That reverence is particularly notable this year. While last week’s election demonstrated the divisions within the United States, we are grateful for having the right to vote and for a trustworthy election process that serves as the foundation of our representative democracy. Americans past and present have served in the armed forces to help protect that democracy, preventing the United States from falling under the spell of despots and tyrants who have ruled other nations.
As President Woodrow Wilson wrote for the first observance of the holiday, on the anniversary of the Armistice: “Out of this victory there arose new possibilities of political freedom and economic concert. The war showed us the strength of great nations acting together for high purposes, and the victory of arms foretells the enduring conquests which can be made in peace when nations act justly and in furtherance of the common interests of men.”
Since then, Americans have served with honor in World War II, the Korean War, the Vietnam War, the Gulf War, and wars in Afghanistan and Iraq.
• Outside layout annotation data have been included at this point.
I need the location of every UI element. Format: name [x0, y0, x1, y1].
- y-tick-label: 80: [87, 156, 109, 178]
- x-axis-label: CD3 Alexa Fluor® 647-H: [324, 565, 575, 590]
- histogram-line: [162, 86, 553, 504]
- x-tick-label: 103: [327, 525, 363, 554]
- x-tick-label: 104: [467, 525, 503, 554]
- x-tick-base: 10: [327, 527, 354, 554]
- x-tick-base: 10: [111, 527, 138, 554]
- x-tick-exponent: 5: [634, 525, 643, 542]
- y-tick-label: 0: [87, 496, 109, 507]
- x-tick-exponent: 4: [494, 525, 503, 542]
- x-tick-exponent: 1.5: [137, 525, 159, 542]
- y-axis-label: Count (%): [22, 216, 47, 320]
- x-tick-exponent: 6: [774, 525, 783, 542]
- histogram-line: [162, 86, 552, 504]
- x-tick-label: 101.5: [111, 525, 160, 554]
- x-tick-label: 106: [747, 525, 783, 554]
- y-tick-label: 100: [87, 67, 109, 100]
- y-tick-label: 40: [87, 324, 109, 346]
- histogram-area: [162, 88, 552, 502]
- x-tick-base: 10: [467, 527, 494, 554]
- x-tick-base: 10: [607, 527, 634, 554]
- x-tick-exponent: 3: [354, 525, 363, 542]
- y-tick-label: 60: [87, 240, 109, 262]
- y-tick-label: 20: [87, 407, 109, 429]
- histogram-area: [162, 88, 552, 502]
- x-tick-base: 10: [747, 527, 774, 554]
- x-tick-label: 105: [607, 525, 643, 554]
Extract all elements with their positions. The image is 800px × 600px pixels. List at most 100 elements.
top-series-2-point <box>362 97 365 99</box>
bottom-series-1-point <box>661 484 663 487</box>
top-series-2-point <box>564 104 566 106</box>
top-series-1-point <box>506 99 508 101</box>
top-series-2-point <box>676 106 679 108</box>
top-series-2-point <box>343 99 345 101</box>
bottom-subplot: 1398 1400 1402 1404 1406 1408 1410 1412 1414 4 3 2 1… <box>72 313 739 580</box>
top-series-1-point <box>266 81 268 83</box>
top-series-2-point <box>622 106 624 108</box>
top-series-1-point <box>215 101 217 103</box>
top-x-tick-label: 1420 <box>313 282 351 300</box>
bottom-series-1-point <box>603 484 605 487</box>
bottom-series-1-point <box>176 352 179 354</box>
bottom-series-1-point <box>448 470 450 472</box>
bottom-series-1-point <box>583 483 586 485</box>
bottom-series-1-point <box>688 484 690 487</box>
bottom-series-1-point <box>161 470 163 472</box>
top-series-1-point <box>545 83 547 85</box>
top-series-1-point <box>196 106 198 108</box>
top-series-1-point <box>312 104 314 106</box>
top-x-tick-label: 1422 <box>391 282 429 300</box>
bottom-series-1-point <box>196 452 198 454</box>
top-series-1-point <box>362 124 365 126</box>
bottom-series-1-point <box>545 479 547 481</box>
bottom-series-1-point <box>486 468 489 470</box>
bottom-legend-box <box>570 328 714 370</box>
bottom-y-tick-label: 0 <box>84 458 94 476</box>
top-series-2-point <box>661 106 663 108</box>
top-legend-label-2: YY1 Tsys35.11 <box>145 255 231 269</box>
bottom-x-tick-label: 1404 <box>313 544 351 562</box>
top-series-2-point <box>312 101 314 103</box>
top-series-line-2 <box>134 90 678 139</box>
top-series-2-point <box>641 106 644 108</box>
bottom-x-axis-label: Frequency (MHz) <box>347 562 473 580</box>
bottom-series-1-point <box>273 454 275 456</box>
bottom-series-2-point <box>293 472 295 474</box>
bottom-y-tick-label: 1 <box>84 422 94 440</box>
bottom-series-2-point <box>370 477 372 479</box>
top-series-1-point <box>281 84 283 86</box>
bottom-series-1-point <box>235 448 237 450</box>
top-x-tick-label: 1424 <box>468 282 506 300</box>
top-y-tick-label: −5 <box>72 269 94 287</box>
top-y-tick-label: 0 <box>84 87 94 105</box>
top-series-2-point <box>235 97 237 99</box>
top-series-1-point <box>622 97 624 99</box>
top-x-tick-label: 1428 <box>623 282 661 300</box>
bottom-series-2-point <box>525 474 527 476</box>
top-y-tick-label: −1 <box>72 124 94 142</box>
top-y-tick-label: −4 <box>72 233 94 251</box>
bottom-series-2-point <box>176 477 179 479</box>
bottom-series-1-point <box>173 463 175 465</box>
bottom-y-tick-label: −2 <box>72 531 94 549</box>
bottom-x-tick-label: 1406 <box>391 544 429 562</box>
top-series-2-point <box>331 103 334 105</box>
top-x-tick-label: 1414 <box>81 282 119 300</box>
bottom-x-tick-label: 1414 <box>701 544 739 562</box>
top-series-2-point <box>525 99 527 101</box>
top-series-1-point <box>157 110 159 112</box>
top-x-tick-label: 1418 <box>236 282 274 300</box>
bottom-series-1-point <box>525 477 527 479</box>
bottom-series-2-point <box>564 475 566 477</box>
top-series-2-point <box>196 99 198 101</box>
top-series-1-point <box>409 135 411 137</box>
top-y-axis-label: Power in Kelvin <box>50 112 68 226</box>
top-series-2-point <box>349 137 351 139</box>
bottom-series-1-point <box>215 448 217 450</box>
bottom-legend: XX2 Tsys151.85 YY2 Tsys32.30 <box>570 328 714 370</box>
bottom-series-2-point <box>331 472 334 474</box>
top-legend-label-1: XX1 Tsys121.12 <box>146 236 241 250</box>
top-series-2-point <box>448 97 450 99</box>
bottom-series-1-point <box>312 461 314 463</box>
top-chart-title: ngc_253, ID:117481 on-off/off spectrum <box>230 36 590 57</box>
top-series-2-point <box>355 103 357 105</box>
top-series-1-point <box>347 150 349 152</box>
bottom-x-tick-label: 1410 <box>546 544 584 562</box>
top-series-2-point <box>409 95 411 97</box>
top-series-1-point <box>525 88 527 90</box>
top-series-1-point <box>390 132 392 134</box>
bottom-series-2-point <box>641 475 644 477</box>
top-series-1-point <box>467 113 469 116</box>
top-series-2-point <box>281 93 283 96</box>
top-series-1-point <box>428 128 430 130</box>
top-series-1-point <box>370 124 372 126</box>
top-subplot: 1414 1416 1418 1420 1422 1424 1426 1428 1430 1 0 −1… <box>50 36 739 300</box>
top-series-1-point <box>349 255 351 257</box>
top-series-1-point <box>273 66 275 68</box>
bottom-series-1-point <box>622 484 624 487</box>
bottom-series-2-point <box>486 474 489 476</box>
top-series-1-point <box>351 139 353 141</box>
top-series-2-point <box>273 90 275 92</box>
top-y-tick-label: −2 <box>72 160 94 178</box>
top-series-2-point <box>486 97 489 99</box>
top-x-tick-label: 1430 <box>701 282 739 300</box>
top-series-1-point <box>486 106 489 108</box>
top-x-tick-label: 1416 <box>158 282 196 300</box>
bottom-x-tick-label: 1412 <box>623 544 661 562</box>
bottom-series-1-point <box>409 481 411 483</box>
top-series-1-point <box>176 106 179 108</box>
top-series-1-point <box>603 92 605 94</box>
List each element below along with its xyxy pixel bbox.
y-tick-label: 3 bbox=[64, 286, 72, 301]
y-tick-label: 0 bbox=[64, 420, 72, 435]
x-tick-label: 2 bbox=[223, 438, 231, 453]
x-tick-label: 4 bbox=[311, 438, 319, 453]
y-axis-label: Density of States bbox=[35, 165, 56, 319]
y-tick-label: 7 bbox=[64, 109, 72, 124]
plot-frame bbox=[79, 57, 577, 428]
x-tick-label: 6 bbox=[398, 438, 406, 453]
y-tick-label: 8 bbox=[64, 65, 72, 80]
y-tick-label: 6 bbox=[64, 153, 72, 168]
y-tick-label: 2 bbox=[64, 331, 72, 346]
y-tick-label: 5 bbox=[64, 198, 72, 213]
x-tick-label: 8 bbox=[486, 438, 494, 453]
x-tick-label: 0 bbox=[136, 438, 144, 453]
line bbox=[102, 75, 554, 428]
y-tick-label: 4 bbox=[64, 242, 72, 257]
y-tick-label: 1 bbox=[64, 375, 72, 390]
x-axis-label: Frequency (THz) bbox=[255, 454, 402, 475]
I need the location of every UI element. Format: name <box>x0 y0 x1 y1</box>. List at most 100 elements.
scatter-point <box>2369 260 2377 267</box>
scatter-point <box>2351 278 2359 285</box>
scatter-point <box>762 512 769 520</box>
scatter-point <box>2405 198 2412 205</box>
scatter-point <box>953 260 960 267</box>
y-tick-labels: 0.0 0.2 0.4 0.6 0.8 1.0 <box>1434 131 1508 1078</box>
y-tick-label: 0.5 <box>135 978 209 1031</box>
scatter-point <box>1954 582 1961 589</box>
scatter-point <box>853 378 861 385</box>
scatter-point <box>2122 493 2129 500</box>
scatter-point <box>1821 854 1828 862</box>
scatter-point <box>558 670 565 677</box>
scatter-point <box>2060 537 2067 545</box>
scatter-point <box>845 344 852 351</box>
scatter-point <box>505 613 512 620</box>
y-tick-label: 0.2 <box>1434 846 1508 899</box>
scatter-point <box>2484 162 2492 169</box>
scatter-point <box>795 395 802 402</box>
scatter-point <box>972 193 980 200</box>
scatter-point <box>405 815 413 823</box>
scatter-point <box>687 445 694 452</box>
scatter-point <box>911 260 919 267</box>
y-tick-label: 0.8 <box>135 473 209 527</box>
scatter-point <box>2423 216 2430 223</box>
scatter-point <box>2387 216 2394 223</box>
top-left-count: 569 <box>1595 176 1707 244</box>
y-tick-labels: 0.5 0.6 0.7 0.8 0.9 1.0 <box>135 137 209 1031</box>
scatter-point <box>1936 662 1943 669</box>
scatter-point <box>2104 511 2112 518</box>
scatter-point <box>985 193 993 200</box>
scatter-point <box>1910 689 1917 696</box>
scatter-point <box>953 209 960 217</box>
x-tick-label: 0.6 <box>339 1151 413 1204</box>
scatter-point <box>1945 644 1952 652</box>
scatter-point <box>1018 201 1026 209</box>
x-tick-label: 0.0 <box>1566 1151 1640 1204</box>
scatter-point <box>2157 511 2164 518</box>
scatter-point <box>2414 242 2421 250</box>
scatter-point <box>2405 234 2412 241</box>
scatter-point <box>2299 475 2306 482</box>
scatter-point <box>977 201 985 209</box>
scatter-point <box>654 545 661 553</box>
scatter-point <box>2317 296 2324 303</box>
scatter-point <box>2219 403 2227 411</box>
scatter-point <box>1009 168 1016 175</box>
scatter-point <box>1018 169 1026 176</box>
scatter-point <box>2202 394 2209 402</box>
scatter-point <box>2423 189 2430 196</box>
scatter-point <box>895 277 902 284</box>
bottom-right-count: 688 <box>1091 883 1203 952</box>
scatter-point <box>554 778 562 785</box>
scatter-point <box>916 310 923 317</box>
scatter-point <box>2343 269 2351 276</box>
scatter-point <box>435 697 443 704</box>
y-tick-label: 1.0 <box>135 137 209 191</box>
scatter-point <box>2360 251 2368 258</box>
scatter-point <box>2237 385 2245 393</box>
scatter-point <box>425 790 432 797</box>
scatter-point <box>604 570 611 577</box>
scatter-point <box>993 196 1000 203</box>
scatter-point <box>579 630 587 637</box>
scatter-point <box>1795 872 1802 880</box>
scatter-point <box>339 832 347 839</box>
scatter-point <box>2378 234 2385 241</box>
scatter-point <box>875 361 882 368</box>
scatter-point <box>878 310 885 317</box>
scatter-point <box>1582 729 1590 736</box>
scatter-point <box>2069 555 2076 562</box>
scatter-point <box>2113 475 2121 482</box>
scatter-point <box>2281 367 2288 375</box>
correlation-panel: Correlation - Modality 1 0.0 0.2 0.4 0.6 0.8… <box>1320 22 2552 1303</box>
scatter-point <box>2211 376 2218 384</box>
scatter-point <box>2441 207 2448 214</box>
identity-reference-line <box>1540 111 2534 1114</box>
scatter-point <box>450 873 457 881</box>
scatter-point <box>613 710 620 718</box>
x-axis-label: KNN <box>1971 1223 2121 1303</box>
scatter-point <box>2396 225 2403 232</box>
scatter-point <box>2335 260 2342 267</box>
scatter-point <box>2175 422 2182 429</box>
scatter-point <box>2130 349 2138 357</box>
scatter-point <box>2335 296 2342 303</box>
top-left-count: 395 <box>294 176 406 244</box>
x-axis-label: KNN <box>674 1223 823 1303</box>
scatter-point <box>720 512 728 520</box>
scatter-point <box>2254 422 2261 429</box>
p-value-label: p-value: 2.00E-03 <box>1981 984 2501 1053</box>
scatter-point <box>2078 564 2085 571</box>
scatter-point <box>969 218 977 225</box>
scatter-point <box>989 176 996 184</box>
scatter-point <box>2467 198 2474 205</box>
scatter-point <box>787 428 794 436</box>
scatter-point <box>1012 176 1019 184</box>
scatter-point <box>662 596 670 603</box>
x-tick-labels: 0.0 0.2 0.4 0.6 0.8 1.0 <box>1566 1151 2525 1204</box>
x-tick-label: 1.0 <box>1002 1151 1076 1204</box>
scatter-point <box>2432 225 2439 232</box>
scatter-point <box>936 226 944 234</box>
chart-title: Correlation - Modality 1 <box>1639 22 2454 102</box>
And while there is room to question the reasoning behind some of those conflicts and to criticize the leaders behind them, it is essential to honor those who were sent to fight.
It also is essential to honor those who have served during times of peace, providing the United States with strength that helped to avoid additional wars.
Yet while we recognize the diligence and sacrifice of those who have served, we stress that appropriate recognition must not be limited to a single day.
Exact numbers are impossible to determine, but an estimate last year suggested that more than 65,000 veterans were homeless; another study found that about 240,000 veterans were living in poverty.
The 2020 defense appropriations bill passed by Congress called for $738 billion in spending; about $220 billion of that was for the Department of Veterans Affairs. When preparing future defense budgets, lawmakers must consider the long-range implications and this nation’s moral obligation to care for those who have served.
As Dr. Sudip Bose wrote for HuffingtonPost.com in 2017: “What many people who haven’t served in the military don’t really understand, is that after veterans stop fighting the enemy, they continue the struggle fighting against injuries or illness sustained while on active duty — either physical or mental, or both. In many instances, their battle continues.”
That, too, is part of Veterans Day and the people we honor today. We must sufficiently honor them throughout the year, not just in the middle of November.